Peter Haimerl im Interview

Ich muss Entwicklungsprozesse initiieren

05.01.17

Geschätzte Lesezeit: 4 Minuten, 40 Sekunden - 5. Januar 2017 | Text: Nadin Heinich

Der Münchner Architekt Peter Haimerl gibt sich nicht damit zufrieden, Dienstleister zu sein. Er ergreift selbst die Initiative, geht auf Bauverantwortliche und Nutzer:innen zu und sucht Investor:innen. Sein prominentestes Projekt: das 2014 eröffnete Konzerthaus in dem kleinen Ort Blaibach im Bayerischen Wald, auf halber Strecke zwischen München und Prag. FSB hat das Projekt mit Türbeschlägen aus der Produktfamilie 1163 von Hans Kollhoff unterstützt. Haimerl ist selbst in einem kleinen Weiler im Bayerischen Wald aufgewachsen.

Eine gewisse Sturheit und Unabhängigkeit hat er sich immer bewahrt und zählt heute zu den interessantesten Köpfen der deutschen Architekturszene. Ein Gespräch über das Potenzial des Bayerischen Walds, die Entstehungsgeschichte von Blaibach und warum er leerstehende Häuser sucht.

Wie entstehen Deine Projekte? Wo suchst Du Dir Deine Aufgaben?
In den letzten Jahren hat sich Architektur als Image- und damit Wirtschaftsfaktor für Städte enorm weiterentwickelt.

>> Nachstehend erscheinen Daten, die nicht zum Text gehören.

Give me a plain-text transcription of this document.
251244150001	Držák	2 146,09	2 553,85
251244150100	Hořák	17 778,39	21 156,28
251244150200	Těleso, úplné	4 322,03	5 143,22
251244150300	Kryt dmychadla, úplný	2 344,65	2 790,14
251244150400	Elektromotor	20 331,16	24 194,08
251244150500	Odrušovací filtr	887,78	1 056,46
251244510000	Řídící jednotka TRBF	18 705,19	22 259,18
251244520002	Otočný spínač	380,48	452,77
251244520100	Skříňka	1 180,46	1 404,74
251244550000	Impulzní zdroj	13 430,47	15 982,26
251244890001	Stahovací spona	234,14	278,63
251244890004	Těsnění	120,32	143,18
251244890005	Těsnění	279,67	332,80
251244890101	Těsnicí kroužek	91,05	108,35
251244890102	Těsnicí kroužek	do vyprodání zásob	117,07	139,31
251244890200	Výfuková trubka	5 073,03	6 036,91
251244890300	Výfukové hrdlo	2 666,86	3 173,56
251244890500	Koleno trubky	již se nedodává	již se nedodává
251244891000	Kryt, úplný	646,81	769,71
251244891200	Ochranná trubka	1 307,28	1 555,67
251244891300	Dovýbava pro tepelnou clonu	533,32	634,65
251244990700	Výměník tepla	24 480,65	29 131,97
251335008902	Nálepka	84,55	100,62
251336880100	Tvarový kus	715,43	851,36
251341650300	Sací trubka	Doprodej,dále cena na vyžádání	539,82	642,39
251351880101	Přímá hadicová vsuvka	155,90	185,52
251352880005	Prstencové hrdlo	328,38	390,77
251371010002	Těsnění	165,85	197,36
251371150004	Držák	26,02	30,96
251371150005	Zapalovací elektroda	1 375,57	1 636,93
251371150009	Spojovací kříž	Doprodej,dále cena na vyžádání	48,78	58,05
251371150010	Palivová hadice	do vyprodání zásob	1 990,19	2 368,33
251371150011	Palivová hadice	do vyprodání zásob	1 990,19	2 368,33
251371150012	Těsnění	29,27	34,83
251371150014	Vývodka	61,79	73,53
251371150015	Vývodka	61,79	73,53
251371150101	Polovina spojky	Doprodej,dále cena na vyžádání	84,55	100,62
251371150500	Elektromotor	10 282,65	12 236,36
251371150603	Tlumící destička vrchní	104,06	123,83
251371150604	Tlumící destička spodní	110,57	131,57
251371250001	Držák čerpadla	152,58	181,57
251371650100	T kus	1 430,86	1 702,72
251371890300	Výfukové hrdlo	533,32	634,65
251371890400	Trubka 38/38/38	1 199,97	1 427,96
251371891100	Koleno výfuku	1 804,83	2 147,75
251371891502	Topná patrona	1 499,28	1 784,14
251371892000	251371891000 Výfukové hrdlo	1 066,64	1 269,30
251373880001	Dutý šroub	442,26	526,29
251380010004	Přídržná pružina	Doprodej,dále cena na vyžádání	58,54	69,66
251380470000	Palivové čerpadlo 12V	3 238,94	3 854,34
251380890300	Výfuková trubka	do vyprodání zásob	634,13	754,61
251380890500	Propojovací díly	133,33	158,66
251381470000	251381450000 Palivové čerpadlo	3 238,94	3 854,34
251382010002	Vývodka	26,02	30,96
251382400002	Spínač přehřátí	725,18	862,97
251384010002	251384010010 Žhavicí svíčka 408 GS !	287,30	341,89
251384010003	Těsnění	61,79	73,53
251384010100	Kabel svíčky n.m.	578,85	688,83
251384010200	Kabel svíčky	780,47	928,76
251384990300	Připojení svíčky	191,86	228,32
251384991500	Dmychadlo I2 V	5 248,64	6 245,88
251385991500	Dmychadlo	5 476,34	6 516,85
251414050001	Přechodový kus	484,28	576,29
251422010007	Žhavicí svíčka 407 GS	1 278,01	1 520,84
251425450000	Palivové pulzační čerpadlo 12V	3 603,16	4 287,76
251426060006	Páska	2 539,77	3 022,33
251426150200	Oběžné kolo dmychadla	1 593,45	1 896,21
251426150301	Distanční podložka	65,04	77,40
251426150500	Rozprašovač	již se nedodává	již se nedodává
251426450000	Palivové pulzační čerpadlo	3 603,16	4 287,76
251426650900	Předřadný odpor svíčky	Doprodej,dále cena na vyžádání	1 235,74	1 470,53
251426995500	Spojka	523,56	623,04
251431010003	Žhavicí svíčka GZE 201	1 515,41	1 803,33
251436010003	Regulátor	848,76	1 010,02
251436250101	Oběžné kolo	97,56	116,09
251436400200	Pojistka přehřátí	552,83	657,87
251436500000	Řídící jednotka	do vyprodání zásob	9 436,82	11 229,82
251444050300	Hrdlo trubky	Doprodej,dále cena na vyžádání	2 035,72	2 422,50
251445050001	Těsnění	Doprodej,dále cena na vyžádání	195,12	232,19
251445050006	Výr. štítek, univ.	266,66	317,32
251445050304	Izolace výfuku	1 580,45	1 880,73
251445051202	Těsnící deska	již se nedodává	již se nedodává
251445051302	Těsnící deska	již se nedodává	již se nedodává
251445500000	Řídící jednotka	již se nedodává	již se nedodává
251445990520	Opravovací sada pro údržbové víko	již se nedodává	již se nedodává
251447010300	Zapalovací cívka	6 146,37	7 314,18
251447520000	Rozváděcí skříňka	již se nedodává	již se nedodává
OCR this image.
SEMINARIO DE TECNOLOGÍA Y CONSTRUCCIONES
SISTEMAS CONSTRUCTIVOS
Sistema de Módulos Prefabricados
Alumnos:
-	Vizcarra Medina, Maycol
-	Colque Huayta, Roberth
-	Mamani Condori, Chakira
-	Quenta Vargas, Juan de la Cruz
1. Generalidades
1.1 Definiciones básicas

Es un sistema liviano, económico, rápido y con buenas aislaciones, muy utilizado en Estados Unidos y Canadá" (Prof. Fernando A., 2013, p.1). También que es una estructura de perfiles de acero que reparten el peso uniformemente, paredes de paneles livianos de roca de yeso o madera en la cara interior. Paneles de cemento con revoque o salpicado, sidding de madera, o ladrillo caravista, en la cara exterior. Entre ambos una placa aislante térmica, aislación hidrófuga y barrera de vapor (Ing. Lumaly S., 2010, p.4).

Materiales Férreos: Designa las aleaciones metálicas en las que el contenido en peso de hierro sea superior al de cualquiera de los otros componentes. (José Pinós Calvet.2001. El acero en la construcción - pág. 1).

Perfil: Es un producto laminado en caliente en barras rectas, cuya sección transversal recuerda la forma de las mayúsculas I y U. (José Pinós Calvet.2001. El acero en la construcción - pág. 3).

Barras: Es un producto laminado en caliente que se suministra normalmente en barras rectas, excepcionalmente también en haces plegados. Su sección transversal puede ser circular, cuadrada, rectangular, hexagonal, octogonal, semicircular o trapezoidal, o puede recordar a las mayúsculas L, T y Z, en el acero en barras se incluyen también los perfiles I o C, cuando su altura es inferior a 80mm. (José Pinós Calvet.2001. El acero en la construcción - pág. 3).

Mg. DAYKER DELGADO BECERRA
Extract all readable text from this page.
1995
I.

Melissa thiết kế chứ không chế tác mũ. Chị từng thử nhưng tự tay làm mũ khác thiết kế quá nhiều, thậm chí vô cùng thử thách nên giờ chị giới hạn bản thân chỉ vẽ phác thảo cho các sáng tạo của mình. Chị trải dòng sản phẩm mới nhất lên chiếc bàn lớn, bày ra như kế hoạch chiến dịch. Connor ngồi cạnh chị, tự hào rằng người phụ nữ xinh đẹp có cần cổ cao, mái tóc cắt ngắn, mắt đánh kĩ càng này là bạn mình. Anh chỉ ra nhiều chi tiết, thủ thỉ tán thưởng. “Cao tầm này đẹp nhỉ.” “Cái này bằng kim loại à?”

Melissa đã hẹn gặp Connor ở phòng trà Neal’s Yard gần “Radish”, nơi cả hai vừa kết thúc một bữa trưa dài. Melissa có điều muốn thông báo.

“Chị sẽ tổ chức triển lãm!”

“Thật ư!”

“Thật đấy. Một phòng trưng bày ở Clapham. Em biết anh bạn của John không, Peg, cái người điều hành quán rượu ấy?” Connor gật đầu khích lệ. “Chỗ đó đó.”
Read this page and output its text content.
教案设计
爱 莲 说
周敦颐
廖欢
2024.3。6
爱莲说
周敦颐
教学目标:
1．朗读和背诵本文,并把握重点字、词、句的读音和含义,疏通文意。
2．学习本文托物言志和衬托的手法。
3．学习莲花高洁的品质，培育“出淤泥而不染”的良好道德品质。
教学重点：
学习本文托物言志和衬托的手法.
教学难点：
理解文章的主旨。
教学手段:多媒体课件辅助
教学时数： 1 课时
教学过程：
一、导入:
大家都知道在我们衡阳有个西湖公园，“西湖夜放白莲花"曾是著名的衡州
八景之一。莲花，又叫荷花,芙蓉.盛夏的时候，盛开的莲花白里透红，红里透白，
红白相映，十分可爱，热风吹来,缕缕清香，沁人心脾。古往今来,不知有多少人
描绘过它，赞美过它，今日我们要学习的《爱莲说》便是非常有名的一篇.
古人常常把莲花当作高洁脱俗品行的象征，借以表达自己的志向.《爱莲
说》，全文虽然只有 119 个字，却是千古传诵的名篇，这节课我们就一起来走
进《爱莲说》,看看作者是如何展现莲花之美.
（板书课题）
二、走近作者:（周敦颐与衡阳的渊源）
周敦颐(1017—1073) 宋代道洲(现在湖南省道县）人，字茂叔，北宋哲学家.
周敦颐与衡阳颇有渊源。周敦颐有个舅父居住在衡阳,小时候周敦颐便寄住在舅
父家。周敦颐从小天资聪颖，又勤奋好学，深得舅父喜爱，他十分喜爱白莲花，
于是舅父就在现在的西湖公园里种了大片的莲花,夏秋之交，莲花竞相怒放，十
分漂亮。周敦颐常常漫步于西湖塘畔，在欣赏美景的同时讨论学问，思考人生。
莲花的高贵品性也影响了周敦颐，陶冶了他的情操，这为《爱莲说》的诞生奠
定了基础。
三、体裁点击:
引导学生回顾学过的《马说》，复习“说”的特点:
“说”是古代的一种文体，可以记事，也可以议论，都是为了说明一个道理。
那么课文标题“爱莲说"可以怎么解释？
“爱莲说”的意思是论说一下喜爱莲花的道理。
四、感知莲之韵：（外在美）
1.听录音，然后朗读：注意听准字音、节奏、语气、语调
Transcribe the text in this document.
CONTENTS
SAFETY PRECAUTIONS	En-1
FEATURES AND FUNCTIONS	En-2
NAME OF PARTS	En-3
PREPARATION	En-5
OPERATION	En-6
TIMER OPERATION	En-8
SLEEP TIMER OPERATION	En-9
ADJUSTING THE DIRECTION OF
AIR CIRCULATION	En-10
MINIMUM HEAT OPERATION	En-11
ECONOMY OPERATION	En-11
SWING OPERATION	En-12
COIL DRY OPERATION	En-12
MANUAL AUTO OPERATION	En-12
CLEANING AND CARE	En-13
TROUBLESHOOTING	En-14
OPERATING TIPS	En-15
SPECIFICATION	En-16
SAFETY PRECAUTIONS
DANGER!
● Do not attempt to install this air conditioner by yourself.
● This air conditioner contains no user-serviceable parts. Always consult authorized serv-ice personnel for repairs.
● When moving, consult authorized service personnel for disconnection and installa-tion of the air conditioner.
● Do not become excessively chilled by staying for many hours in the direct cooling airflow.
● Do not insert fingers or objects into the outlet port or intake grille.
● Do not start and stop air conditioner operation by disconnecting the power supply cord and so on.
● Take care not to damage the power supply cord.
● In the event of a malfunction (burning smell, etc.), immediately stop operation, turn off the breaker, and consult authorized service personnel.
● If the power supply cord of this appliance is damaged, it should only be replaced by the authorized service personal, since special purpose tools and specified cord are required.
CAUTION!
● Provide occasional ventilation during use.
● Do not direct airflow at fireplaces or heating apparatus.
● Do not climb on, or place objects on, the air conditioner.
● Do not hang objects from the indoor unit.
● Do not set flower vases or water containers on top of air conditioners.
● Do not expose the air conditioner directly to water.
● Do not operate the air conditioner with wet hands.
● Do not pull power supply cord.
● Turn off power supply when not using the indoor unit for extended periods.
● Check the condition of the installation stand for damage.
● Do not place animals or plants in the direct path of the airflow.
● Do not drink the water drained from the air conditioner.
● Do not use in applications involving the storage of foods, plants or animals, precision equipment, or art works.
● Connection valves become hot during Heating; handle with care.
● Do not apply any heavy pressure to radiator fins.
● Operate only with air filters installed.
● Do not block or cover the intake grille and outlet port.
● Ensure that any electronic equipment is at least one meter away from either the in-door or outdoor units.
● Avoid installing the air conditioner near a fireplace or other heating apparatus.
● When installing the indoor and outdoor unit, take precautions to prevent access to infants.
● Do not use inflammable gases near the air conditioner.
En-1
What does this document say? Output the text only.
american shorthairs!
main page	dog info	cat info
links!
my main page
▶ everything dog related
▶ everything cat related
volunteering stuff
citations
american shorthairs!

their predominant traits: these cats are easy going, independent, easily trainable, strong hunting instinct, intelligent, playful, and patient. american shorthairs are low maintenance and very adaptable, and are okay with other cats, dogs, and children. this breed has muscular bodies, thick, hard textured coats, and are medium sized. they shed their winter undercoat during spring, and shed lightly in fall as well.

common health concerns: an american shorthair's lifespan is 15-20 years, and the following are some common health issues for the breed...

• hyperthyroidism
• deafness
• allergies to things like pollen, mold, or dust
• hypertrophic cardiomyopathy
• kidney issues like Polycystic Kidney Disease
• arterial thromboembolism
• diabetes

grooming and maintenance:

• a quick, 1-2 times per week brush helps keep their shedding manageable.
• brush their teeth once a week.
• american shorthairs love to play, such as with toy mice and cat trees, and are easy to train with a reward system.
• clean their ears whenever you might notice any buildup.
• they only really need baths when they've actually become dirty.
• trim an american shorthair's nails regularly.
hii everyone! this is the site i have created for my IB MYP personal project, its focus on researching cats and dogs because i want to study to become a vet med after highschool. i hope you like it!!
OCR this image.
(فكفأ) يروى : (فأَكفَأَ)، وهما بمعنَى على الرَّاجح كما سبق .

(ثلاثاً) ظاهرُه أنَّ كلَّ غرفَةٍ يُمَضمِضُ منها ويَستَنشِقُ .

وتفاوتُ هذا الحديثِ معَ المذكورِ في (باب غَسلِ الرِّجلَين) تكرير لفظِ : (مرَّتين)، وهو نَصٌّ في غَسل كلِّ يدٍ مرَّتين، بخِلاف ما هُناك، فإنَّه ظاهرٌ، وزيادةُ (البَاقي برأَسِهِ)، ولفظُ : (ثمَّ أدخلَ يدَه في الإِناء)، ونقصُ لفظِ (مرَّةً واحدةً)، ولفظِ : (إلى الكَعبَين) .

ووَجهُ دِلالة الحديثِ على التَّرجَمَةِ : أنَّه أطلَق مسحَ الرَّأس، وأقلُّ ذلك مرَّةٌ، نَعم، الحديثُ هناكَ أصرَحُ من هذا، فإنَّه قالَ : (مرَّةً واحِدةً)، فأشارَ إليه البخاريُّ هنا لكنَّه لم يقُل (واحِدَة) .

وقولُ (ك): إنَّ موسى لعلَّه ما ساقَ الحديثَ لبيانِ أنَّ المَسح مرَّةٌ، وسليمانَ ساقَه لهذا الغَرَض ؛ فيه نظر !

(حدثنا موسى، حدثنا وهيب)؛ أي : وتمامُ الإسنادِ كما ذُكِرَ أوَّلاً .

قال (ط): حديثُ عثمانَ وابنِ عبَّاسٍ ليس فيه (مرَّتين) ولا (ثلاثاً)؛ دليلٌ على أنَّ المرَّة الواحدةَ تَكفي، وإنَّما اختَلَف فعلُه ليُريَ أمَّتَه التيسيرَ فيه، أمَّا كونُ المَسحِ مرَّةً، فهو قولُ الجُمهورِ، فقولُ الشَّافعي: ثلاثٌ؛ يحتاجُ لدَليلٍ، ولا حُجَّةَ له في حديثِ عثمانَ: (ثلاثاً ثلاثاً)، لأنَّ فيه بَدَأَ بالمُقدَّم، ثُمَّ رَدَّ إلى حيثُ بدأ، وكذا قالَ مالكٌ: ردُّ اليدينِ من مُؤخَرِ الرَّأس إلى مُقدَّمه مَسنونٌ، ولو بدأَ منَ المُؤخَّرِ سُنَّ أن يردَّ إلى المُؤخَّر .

Bisher jedoch setzen die Architekt:innen selbst dieses Entwicklungspotenzial zu wenig ein, sie nutzen zu wenig die Wirkkraft von Architektur auf Gesellschaft und Wirtschaft. Wenn sich ein:eine Architekt:in lediglich als Dienstleister:in versteht, schöpft er:sie nur einen geringen Teil seiner:ihrer Möglichkeiten aus. Architektur kann mehr: Sie kann im besten Fall Kulminationspunkt, Hauptimpulsgeber für kulturelle und künstlerische Entwicklungen sein. Ich habe für mich erkannt, dass ich Entwicklungsprozesse initiieren muss. Daher habe ich beschlossen, auf Bauverantwortliche und Nutzer:innen zuzugehen, bei ihnen Denkprozesse anzuregen oder selbst Investor:innen für brachliegende Areale zu suchen.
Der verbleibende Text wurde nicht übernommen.